L’Expression, 08 janvier 2005
L’Expression: M.Mehri, depuis que vous avez été la victime du fameux «coup d’Etat scientifique» début 1996, vous ne vous manifestez que rarement sur le devant de la scène. Seriez-vous donc aigri par la politique à l’algérienne?
Abdelhamid Mehri: Après la fameuse session du comité central qui a eu lieu au début de 1996, et qui avait coïncidé pour moi avec une période de certaines difficultés d’ordre strictement personnel, je me suis en effet fait plus discret. Ce sont donc des raisons principalement personnelles qui m’ont accaparé et qui m’ont quelque peu éloigné du devant de la scène politique et médiatique.
Cela explique aussi pourquoi je n’interviens que rarement dans le débat politique. Mais mon jugement sur la politique algérienne est que nous vivons une situation générée par un long processus fait d’une accumulation d’expériences malheureuses et d’erreurs.
Des sphères situées principalement au sommet du pouvoir continuent de refuser l’avènement d’une véritable ouverture démocratique et d’un changement effectif. Donc, je ne suis pas aigri. J’observe l’évolution de la situation politique en prenant compte des réalités politiques.
Cela semble fait avec une relative passivité…
Je tiens à ajouter que mon action politique a toujours été inscrite dans le cadre d’un appareil ou d’une organisation. Il est difficile de faire cavalier seul, de jouer au Don Quichotte.
Précisément, en abordant l’appareil dans lequel vous avez toujours évolué, le FLN en l’occurrence, il faut dire que les militants, les observateurs et les cadres de ce parti souhaiteraient bien connaître quels commentaires vous inspire la crise qui secoue cette formation politique depuis bientôt deux années?

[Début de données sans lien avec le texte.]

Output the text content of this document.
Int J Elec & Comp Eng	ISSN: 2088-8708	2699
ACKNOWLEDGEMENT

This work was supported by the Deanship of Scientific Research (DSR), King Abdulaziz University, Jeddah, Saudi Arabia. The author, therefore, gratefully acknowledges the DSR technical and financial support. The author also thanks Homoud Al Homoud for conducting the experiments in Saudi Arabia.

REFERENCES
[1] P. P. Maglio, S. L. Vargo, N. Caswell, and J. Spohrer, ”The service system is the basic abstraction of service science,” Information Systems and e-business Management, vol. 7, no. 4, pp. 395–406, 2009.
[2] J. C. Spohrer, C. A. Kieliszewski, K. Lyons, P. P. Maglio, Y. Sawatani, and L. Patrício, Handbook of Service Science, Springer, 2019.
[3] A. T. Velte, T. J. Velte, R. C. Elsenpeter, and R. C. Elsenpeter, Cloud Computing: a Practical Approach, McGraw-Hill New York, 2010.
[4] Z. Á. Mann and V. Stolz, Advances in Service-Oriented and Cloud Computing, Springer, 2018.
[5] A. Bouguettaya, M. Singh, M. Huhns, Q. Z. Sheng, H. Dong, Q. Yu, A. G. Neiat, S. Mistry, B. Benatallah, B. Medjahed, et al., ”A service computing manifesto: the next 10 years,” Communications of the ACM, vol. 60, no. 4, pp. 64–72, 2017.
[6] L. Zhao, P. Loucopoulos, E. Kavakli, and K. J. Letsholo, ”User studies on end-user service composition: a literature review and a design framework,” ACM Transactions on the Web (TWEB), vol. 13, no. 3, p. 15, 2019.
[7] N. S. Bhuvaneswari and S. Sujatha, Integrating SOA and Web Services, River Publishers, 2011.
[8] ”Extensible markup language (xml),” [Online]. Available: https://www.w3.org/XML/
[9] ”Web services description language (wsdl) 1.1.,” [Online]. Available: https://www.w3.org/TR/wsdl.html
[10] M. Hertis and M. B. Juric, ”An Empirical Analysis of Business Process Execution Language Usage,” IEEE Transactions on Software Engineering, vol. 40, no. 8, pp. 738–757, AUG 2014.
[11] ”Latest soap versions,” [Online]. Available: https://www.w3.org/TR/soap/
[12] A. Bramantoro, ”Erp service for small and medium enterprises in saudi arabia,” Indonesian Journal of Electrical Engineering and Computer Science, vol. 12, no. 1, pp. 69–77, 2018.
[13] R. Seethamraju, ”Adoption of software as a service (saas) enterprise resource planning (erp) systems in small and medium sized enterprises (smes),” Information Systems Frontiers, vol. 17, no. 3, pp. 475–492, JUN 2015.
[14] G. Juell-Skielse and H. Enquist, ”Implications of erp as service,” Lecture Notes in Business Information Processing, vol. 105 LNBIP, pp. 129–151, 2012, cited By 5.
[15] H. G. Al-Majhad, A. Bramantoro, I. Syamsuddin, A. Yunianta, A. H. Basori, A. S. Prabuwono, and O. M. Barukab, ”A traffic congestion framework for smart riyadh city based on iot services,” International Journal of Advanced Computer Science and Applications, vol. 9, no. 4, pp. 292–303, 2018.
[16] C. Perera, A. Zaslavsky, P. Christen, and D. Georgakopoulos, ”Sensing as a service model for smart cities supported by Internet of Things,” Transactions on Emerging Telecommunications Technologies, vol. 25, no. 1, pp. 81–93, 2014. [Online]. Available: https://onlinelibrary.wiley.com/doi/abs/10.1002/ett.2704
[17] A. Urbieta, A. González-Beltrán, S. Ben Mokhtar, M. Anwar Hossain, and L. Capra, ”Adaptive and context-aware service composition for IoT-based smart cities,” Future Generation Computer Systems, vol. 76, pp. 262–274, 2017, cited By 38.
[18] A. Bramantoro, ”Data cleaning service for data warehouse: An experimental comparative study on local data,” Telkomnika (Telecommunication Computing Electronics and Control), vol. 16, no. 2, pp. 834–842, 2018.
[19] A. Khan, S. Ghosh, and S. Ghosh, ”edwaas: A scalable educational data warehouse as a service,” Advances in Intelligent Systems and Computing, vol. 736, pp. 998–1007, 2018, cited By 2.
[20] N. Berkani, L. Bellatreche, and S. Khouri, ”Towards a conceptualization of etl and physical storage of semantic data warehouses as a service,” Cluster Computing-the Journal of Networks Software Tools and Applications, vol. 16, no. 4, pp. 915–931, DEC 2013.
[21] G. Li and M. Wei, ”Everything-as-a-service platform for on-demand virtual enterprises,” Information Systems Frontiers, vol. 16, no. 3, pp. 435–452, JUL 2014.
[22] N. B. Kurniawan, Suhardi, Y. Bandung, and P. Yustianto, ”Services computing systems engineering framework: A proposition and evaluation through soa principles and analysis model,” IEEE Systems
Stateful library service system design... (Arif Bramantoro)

Ce qui se passe actuellement au FLN constitue la résultante de beaucoup de crises passées. Elles marquent les différentes étapes de la vie du FLN, mais aussi la tendance qui ne s’est jamais démentie, visant à en faire un puissant instrument électoral au service des dirigeants du moment.
Ainsi donc, la crise actuelle est la résultante de ce qui s’est passé au 8es congrès, mais aussi au 7e congrès, ainsi que ce qui a précédé ce congrès, notamment le coup d’Etat prétendument scientifique. C’est tout cela qui constitue la crise du FLN. Si on y ajoute un vieillissement naturel dû aux mutations vécues par la société, on pourra plus ou moins appréhender avec sérieux et objectivité ce qui se passe aujourd’hui véritablement au FLN.
Les dirigeants actuels n’arrivent pas à s’entendre pour maintenir le Fln dans le sillage du pouvoir. Maintenir ce parti dans le carcan imposé par le pouvoir, cette fois-ci, ne s’est pas fait sans que la crise n’éclate au grand jour.
Or, le véritable problème, pour ne pas dire le débat, c’est celui de s’interroger sur les véritables missions du FLN.
Quelles conséquences et quels enseignements devrait-on tirer de cette crise qui perdure, mais aussi comment faire justement pour que ce parti ne soit plus un simple instrument entre les mains du pouvoir?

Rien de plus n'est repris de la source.